Radiação solar atinge níveis extremos e aumenta risco de câncer de pele

O Índice de Radiação Ultravioleta (IUV) tem atingido números alarmantes no Brasil e no mundo. Por isso, é preciso muita atenção aos cuidados com a pele, não apenas durante passeios ao ar livre, na praia ou piscina, mas até mesmo na sombra. Em cidades como Rio de Janeiro, São Paulo, Belo Horizonte e Curitiba, por exemplo, o IUV tem chegado a 14, nível considerado extremo, com alto grau de periculosidade. O índice normal e seguro fica em torno de 3 a 5.
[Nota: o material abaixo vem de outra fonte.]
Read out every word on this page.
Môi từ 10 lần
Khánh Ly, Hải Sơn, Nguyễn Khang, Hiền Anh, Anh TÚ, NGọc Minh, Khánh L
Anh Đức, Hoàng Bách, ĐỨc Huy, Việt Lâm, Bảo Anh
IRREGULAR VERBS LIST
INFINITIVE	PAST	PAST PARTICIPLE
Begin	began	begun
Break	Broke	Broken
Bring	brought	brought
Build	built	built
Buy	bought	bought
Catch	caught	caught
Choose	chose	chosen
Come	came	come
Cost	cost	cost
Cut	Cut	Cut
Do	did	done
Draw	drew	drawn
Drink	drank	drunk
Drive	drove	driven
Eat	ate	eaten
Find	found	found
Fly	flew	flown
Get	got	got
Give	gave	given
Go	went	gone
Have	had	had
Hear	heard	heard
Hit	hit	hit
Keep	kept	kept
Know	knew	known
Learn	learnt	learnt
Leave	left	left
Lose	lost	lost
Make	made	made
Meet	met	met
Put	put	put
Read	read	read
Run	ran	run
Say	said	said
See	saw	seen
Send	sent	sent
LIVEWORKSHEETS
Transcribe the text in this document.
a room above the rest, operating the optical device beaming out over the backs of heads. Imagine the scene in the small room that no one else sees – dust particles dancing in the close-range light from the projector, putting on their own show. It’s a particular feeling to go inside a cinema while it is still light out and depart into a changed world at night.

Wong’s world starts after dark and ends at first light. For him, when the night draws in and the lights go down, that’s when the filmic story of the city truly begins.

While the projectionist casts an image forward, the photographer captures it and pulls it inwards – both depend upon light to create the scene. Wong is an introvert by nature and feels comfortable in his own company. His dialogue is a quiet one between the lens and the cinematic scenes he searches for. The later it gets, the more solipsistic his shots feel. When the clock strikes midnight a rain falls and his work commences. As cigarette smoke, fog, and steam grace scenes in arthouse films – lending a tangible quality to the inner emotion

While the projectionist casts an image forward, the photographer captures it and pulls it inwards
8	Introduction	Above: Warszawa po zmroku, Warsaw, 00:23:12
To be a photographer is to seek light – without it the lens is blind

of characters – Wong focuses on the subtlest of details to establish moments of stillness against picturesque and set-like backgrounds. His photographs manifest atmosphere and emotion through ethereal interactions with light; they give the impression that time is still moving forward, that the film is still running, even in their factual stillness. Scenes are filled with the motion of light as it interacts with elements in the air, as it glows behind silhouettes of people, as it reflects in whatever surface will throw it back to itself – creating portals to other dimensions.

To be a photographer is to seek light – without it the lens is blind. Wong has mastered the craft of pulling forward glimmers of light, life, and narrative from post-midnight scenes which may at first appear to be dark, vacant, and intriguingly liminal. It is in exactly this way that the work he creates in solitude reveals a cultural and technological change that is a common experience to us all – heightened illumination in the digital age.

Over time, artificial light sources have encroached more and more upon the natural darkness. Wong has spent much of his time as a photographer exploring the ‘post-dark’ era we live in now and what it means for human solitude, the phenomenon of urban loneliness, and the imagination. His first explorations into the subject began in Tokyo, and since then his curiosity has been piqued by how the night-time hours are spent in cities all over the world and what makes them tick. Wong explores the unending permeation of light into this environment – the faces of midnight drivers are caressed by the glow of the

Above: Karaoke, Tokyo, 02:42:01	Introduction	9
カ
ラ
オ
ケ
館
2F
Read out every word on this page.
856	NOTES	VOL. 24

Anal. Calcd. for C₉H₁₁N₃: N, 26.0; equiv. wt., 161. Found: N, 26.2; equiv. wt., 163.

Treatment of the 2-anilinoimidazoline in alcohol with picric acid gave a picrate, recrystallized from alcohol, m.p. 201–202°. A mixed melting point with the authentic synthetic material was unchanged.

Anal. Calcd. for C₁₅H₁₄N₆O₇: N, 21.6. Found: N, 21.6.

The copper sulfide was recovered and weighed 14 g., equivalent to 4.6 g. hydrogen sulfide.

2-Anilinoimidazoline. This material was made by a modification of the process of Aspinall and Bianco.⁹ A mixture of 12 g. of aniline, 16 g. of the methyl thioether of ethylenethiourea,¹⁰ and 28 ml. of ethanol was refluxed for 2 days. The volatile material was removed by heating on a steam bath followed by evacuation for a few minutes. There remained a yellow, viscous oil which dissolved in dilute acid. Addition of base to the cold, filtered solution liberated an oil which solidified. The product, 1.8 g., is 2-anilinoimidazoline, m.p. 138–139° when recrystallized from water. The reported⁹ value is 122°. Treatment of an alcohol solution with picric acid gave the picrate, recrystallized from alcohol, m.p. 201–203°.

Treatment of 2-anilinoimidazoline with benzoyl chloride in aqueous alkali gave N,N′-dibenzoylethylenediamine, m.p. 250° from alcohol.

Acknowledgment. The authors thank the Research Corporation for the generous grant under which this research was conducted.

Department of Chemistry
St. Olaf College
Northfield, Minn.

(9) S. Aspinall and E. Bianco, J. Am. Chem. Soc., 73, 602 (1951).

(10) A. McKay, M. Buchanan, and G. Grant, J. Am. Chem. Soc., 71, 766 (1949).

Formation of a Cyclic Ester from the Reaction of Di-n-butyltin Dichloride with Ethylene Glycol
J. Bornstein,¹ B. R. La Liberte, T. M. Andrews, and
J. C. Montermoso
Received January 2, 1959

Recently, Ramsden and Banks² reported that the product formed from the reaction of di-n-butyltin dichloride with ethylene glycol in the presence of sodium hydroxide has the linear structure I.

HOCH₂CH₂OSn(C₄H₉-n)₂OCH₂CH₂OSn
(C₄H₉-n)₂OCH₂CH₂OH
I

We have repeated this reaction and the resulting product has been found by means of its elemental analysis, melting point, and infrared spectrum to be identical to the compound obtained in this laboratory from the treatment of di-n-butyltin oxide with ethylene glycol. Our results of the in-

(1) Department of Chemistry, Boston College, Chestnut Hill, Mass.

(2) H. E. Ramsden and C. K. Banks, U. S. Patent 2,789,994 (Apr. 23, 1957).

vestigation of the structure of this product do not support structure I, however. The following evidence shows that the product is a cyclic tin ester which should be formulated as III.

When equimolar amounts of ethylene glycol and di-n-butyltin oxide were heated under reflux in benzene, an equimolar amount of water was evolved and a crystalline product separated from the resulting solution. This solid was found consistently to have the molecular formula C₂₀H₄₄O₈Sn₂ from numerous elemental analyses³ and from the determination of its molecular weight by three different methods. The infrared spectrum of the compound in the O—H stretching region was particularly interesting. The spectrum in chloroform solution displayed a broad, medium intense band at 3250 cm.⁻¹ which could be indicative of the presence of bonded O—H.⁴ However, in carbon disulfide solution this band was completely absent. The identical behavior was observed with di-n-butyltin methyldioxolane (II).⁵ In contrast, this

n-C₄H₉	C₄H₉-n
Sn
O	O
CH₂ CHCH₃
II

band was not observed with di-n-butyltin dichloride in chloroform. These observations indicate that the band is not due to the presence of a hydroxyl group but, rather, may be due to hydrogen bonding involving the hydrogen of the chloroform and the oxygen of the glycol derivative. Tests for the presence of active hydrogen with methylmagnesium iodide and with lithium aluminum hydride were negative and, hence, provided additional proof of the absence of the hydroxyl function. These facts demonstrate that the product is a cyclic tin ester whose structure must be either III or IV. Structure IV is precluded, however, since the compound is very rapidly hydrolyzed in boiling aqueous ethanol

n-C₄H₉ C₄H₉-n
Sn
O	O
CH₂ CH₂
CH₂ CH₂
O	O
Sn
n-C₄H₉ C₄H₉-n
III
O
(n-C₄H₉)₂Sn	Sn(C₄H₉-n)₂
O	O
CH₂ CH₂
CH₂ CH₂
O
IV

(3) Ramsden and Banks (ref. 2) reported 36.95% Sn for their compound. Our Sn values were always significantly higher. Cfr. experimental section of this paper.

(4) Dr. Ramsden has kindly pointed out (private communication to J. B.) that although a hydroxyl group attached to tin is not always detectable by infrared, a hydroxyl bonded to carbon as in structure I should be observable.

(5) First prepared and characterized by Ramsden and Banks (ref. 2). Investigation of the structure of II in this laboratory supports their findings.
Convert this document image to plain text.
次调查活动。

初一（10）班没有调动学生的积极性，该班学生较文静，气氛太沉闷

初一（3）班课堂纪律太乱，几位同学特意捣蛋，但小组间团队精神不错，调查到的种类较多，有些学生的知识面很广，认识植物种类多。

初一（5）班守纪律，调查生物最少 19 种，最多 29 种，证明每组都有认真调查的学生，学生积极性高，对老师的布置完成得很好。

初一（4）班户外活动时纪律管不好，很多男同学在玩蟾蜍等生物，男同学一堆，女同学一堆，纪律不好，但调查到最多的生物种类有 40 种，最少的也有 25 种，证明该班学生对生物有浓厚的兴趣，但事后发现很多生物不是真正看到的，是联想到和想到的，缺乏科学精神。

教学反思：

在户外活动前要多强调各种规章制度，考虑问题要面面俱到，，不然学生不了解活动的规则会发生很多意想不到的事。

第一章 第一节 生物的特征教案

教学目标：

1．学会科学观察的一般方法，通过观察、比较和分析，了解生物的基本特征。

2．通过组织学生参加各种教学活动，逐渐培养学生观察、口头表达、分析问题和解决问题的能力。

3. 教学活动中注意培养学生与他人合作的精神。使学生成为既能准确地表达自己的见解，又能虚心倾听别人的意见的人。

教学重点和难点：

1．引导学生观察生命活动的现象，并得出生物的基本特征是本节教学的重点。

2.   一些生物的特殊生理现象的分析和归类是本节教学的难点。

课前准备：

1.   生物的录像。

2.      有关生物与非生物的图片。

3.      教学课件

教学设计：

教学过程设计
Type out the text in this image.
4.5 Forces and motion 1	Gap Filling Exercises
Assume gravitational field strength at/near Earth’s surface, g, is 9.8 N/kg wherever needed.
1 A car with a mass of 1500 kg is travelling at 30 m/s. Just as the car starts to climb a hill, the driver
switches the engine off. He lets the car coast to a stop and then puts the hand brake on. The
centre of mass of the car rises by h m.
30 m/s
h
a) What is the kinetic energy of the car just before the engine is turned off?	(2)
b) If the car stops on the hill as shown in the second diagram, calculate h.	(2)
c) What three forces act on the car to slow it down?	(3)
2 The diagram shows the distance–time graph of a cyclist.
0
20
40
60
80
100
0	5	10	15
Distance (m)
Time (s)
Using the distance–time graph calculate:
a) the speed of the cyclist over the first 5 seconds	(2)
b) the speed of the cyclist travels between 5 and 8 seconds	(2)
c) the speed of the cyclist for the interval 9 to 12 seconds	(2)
“É extremamente importante adotar medidas fotoprotetoras, como o uso de filtro solar, chapéus e roupas com Fator de Proteção Ultravioleta (FPU), sempre que for sair de casa. Isso previne problemas de saúde, que podem ser graves, como o câncer de pele”, aconselha o dermatologista José Jabur, especialista em câncer de pele, da Altacasa Clínica Médica e chefe do setor de cirurgia dermatológica da Santa Casa de São Paulo.

Todas as cidades do país vêm registrando níveis de radiação solar extremos, acima dos 12. As regiões Sudeste, Sul e Centro-Oeste têm os índices mais altos, inclusive cidades do interior. São José dos Campos (SP) registra nessa época do ano IUV 14, igual a capital paulista; e Santos e Ribeirão Preto (SP) vêm marcando 13. No Rio de Janeiro, Campos dos Goytacazes e Búzios também chegam ao IUV 13.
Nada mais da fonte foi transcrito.